Die Beantwortung der Frage, ob die bauliche Maßnahme zu einer Beeinträchtigung der übrigen Wohnungseigentümer führt, ist grundsätzlich dem Tatrichter vorbehalten. Die Tatsachenwürdigung des Landgerichts ist vom Senat als Rechtsbeschwerdegericht nur daraufhin überprüfbar, ob es den maßgeblichen Sachverhalt ausreichend erforscht, bei Erörterung des Beweisstoffs alle wesentlichen Umstände berücksichtigt und hierbei nicht gegen gesetzliche Beweisregeln und Verfahrensvorschriften sowie gegen Denkgesetze oder feststehende Erfahrungssätze verstoßen hat (vgl. Keidel/Kuntze/Winkler, FG 14. Aufl. § 27 Rdnr. 42). Die Überprüfung nach diesen Maßstäben zeigt keine Gesetzesverletzung auf. Das Landgericht hat - ebenso wie bereits das Amtsgericht - eine Ortsbesichtigung durchgeführt. Dabei ist ein Kletterversuch durchgeführt worden, der bestätigt hat, dass es mit Hilfe der an der Hauswand angebrachten Gitter ohne große Mühen möglich ist, zu dem Balkon der über der Erdgeschosswohnung liegenden Wohnung zu gelangen. Entsprechendes wird auch durch die zu den Akten gereichten Lichtbilder anschaulich dokumentiert. Soweit die Rechtsbeschwerde darauf abstellt, dass eine Aufstiegsmöglichkeit auch über ein seit jeher vorhandenes Balkon- und Terrassengeländer gegeben sei, hat die Kammer diesen Gesichtspunkt in den Entscheidungsgründen berücksichtigt. Ihre Schlussfolgerung, dass die nunmehr angebrachten Fenstergitter weitergehend zu einer Erleichterung des Kletterns führen, beruht auf dem Ergebnis der Beweisaufnahme und ist aus Rechtsgründen nicht zu beanstanden. Mit ihren dagegen gerichteten Angriffen versuchen die Beteiligten zu 1) lediglich die Wertung des Tatrichters durch ihre eigene zu ersetzen. Dies muss für das Verfahren der weiteren Beschwerde jedoch unbehelflich bleiben.

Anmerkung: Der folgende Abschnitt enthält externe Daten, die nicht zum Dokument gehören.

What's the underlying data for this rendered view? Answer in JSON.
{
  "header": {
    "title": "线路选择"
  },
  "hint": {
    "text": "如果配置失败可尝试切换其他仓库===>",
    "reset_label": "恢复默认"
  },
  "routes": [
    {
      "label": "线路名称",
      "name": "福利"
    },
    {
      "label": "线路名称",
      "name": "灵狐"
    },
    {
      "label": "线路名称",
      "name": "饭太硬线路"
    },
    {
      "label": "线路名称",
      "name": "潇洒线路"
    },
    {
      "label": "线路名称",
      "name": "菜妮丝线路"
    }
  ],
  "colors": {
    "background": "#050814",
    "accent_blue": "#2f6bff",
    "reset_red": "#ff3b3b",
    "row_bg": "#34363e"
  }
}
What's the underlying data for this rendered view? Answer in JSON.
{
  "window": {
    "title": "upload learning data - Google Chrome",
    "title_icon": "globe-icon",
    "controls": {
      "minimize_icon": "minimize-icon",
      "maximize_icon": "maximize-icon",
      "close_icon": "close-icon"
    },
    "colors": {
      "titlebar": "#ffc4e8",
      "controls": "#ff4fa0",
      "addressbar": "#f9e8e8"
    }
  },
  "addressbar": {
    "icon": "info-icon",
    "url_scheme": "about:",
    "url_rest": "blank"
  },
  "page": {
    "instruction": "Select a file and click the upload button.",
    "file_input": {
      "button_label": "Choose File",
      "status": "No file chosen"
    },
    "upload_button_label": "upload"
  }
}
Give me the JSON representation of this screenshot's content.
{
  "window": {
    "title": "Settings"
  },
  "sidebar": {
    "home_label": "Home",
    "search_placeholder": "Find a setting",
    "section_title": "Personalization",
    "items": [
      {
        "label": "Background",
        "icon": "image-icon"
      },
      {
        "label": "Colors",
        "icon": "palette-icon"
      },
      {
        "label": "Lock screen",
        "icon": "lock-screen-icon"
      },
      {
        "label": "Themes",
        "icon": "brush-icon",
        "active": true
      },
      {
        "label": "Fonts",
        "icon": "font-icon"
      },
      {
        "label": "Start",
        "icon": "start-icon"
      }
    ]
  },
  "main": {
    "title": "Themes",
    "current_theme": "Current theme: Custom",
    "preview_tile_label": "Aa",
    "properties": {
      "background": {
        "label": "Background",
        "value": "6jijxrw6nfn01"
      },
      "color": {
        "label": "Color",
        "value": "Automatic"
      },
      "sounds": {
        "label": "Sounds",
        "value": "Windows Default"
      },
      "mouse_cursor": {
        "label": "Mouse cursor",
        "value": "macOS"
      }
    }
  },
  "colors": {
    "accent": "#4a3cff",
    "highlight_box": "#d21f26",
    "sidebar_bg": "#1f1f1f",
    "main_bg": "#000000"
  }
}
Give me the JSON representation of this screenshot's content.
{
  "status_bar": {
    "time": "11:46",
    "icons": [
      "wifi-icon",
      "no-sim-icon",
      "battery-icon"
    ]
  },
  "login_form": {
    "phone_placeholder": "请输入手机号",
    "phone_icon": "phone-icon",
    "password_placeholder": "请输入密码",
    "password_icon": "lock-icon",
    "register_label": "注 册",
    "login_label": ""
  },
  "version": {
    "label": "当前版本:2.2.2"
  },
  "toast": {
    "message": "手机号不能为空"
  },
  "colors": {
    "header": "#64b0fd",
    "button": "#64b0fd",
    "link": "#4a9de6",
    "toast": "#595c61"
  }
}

d) Auch aus sonstigen Gründen besteht keine Verpflichtung zur Duldung der angebrachten Fenstergitter, § 1004 Abs. 2 BGB. Ungeachtet der beschlossenen - von Bedingungen abhängigen - Gestattung käme es auf die Zustimmung der übrigen Wohnungseigentümer nicht an, wenn keiner von ihnen dadurch nachteilig betroffen wäre (vgl. BGH NJW 1979, 817, 818; OLG Hamm NJW-RR 1991, 910, 911; Bub aaO § 22 Rdnr. 47) oder - trotz Benachteiligung - sich aus dem Gemeinschaftsverhältnis der Wohnungseigentümer nach den Grundsätzen von Treu und Glauben (§ 242 BGB) ein Duldungsanspruch herleiten ließe (vgl. KG NJW-RR 1994, 401; Bub aaO § 22 Rdnr. 132). Beide Gesichtspunkte greifen hier jedoch nicht durch.
aa) Dabei kann dahinstehen, ob nicht schon die Veränderung des architektonisch-ästhetischen Bildes der Wohnanlage durch Anbringung der Fenstergitter eine hinreichende Beeinträchtigung darstellt (vgl. dazu zuletzt Senat ZMR 1999, 855 = FG-Prax. 1999, 220). Eine Beeinträchtigung kann sich auch aus einer Gefährdung der Sicherheit anderer Wohnungseigentümer ergeben (vgl. Bub aaO § 22 Rdnr. 90; Bärmann/Pick/Merle aaO § 22 Rdnr. 132). Dazu hat hier das Landgericht - wie bereits unter c) ausgeführt - rechtsfehlerfrei festgestellt, dass die angebrachten Gitter als Kletterhilfe dienen können. Hieraus resultiert eine erhöhte Einbruchsgefahr für die Wohnung im Obergeschoss.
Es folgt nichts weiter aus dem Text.